We conducted a user study to qualitatively evaluate our method’s visual quality compared to BeautyGAN, SCGAN, BeautyREC, EleGANt, SSTA, LADN, and CPM. We randomly selected 25 non-makeup and 10 makeup images from the MT and Makeup test datasets, using them to generate the transferred makeup and de-makeup images for the different methods. For each results set, we invited 10 participants to independently rank them. The makeup transfer results are ranked based on three factors: (1) Comparing the color, texture, and makeup effects on the transferred and reference makeup images; (2) Evaluating the identity consistency and preservation of unrelated content in transferred makeup and reference non-makeup images; and (3) Verifying the makeup authenticity in the transferred images. The participants ranked the de-makeup results by: (1) Examining the residual color on the de-makeup faces; and (2) Evaluating the identity consistency and unrelated content preservation in the de-makeup images.

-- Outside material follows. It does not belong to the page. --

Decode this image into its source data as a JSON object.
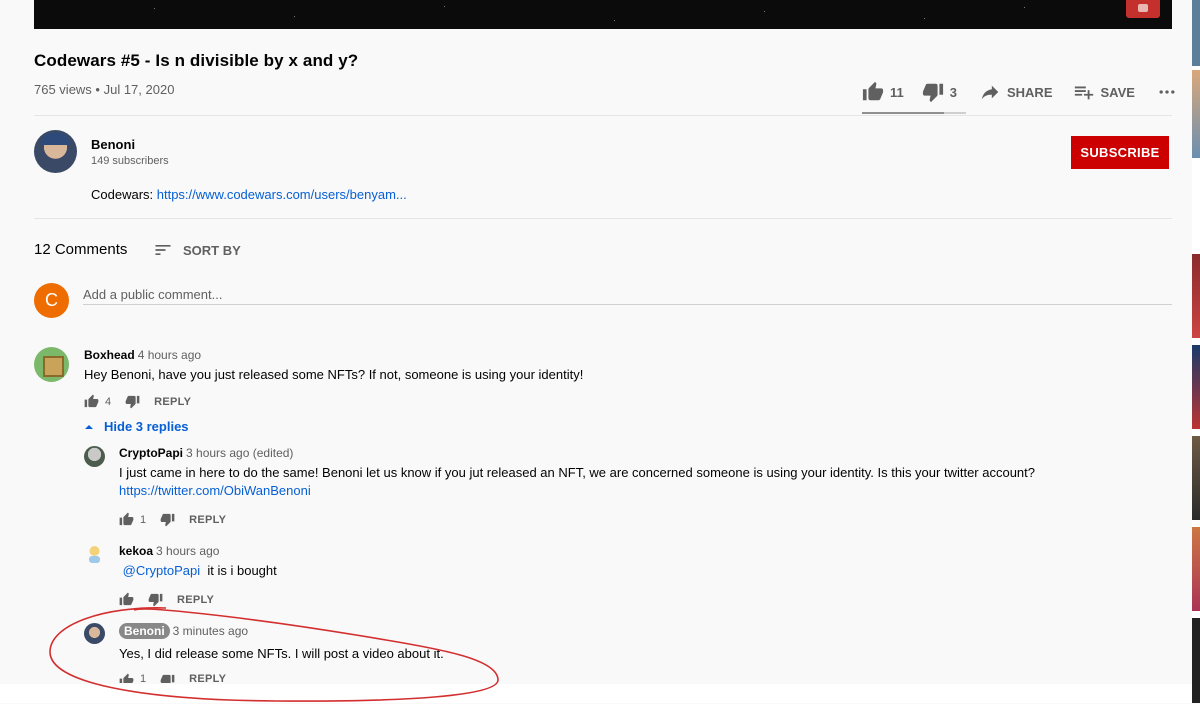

As shown in Table 6, our method achieved the highest proportion of best-choice results for makeup transfer and removal.

5 Conclusion

This paper proposed a multi-granularity facial makeup transfer and removal model with local-global collaboration. By collaborating with the local and global discriminators, the network effectively separates content and makeup style features, and detects the coarse- and fine-grained makeup details. The local discriminators play a critical role in identity preservation and ensuring makeup accuracy. Meanwhile, the local loss function ensures makeup consistency between the transferred and reference makeup images with extreme makeup styles. This is due to its importance in accurately transferring details such as makeup color and texture. Additionally, by introducing facial parsing maps into the generator and discriminators, the background and facial regions are processed separately. As a result, the generated images appear more natural and accurate. Compared to the state-of-the-art methods, our model displayed high efficiency and effectiveness during makeup transfer and removal tasks. Our method may generate undesired results in certain extreme conditions. For example, the non-makeup and makeup faces may have significant pose variations, and in this case there may be errors in the transferred eye or lip makeup’s positioning. We would like to explore new loss and further improve the local discriminators to address these issues in future works.